The Gaudiya Math (pronounced matt, IAST: Gauḍīya Maṭha) is a Gaudiya Vaishnava matha (monastic organisation) formed on 6 September 1920, about 30 months after Bhaktisiddhanta Sarasvati took sannyasa, the renounced order of life. On 7 March 1918, the same day he took sannyasa, he established the Sri Chaitanya Math in Mayapura in West Bengal, later recognised as the parent body of all the Gaudiya Math branches. Its purpose was to spread Gaudiya Vaishnavism, the philosophy of the medieval Vaisnava saint Chaitanya Mahaprabhu, through preaching and publishing.

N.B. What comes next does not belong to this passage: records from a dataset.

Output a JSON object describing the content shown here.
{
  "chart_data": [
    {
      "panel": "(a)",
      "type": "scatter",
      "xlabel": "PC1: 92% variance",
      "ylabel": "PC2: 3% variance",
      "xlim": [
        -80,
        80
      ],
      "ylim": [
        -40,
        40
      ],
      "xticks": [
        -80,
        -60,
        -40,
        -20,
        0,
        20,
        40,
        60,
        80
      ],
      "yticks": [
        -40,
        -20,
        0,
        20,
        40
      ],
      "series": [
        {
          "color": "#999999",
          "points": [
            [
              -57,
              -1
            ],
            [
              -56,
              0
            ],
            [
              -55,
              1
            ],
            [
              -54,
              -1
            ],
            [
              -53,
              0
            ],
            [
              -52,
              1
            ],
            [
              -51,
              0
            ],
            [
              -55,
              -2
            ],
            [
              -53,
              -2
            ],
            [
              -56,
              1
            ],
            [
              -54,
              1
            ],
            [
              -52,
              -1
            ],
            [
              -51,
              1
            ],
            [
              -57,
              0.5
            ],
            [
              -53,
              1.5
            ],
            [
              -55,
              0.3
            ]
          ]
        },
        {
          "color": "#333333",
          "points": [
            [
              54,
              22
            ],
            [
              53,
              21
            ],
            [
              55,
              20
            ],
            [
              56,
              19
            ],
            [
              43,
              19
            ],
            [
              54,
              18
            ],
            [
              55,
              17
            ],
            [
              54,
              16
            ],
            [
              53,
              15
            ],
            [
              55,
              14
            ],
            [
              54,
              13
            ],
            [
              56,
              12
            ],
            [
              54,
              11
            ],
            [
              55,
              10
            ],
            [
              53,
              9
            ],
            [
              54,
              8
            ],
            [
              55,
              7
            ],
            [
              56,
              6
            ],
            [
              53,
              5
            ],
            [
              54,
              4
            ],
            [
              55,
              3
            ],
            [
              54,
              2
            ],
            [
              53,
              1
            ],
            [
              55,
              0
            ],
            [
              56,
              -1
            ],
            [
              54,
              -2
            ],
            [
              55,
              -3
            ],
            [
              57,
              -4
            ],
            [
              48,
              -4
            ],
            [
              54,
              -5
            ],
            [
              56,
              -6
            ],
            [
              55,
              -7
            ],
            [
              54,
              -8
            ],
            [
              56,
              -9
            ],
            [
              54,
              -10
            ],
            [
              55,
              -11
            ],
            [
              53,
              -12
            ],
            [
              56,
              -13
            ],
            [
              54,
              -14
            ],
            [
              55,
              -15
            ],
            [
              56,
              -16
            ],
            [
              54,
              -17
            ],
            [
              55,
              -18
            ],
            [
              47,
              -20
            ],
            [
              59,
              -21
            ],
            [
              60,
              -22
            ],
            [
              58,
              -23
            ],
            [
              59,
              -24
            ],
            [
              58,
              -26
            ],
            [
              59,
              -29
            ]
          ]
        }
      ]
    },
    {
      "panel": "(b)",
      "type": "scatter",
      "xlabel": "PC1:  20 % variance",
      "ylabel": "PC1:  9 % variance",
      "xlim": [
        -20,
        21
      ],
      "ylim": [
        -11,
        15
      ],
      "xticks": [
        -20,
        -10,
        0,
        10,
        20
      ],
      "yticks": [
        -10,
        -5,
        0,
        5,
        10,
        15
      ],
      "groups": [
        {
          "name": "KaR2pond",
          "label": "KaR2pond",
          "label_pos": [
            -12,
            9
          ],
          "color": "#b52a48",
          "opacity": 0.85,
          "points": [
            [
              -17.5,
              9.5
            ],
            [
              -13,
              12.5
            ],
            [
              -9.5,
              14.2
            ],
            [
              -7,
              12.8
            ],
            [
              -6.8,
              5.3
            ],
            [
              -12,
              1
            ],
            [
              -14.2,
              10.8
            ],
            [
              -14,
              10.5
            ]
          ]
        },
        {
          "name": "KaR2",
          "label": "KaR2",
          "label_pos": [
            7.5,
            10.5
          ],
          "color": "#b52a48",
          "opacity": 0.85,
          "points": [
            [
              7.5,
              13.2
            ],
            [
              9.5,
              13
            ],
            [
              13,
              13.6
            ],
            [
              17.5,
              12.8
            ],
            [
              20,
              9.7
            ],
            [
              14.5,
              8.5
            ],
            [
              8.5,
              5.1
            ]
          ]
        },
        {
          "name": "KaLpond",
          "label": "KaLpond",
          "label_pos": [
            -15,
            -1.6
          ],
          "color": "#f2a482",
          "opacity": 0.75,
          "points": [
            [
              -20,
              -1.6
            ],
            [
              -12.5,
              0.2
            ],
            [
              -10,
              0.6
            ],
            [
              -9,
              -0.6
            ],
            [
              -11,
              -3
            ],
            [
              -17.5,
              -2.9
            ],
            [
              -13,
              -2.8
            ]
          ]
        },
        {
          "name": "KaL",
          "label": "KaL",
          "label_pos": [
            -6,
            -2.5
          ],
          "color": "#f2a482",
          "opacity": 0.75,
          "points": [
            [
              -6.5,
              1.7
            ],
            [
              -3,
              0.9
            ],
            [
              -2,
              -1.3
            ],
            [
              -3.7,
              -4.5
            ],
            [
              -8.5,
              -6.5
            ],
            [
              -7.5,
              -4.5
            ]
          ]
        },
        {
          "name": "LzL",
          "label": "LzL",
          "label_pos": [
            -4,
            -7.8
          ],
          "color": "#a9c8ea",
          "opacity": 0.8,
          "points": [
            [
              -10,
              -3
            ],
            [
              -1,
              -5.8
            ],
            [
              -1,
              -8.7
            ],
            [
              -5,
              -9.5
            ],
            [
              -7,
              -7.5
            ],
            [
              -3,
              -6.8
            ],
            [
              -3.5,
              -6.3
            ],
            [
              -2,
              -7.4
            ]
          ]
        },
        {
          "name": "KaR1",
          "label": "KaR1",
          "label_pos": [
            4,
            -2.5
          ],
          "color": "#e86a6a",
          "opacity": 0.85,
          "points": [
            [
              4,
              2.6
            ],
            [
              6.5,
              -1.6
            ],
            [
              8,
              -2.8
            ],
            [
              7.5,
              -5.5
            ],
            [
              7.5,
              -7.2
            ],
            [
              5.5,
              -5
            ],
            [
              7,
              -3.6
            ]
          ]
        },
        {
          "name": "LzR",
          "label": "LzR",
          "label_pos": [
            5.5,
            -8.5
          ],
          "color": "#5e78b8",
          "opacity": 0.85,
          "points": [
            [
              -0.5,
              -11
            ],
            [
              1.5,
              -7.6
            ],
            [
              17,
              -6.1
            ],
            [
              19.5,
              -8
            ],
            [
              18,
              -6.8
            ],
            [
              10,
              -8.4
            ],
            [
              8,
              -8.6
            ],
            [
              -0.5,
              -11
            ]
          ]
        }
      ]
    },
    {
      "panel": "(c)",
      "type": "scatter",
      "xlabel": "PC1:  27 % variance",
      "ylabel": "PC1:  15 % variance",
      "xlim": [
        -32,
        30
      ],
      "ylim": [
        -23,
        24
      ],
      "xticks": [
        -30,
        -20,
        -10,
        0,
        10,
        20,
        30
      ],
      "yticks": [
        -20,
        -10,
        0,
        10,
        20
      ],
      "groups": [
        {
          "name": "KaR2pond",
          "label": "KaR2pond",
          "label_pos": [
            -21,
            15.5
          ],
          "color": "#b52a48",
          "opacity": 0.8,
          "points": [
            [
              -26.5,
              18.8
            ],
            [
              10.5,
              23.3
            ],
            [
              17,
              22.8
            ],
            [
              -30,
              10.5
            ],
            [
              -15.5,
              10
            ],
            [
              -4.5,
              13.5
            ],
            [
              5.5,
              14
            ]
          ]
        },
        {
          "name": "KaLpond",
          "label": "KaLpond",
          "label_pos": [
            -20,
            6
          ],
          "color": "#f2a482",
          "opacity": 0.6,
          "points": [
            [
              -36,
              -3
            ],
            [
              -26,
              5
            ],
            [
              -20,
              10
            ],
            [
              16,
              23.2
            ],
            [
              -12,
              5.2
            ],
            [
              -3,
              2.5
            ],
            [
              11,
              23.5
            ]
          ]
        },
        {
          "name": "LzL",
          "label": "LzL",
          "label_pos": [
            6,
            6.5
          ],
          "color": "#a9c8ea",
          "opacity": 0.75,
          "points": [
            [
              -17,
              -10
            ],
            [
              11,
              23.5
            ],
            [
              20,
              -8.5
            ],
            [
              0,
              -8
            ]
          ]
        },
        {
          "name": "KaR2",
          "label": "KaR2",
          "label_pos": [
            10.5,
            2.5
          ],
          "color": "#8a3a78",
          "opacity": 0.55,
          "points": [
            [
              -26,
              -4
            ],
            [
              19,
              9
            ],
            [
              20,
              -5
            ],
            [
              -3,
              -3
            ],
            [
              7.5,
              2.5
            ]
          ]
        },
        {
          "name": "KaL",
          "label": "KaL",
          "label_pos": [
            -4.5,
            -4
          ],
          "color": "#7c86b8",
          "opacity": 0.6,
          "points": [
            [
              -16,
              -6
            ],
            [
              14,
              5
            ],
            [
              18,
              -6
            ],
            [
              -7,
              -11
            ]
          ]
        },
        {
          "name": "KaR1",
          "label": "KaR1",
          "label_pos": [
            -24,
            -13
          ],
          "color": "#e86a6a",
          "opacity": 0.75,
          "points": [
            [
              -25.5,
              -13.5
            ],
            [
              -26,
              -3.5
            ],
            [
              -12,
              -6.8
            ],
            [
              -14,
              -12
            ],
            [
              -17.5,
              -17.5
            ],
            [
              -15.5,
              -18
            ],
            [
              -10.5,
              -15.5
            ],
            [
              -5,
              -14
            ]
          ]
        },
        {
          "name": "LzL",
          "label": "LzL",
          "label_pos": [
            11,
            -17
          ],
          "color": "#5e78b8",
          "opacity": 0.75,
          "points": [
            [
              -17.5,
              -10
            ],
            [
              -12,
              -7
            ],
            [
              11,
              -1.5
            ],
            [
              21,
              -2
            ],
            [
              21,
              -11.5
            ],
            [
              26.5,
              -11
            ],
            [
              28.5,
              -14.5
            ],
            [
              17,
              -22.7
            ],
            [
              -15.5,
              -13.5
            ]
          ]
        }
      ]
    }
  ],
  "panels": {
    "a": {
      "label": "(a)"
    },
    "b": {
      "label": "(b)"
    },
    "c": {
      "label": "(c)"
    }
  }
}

From the beginning of Chaitanya's bhakti movement in Bengal, devotees, including Haridasa Thakur and others, whether Muslim or Hindu by birth, have been participants. This openness and disregard for the traditional caste system received a boost from the "broad-minded vision" of Bhaktivinoda Thakura, a nineteenth-century magistrate and prolific writer on bhakti topics, and was institutionalised by his son and successor Bhaktisiddhanta Sarasvati Thakura in the twentieth-century Gaudiya Math.
The Gaudiya Math had established 64 branches. Most were in India, but preaching centres were maintained for a time in Burma, England and Germany. The first European preaching center was established in London in 1933 (London Glouster House, Cornwall Garden, W7 South Kensington) under the name Gaudiya Mission Society of London'. Lord Zetland, the English Secretary of State, was the president of this society. The second European preaching center was opened by Swami B.H. Bon Maharaj in Berlin (W30 Eisenacherstr. 29).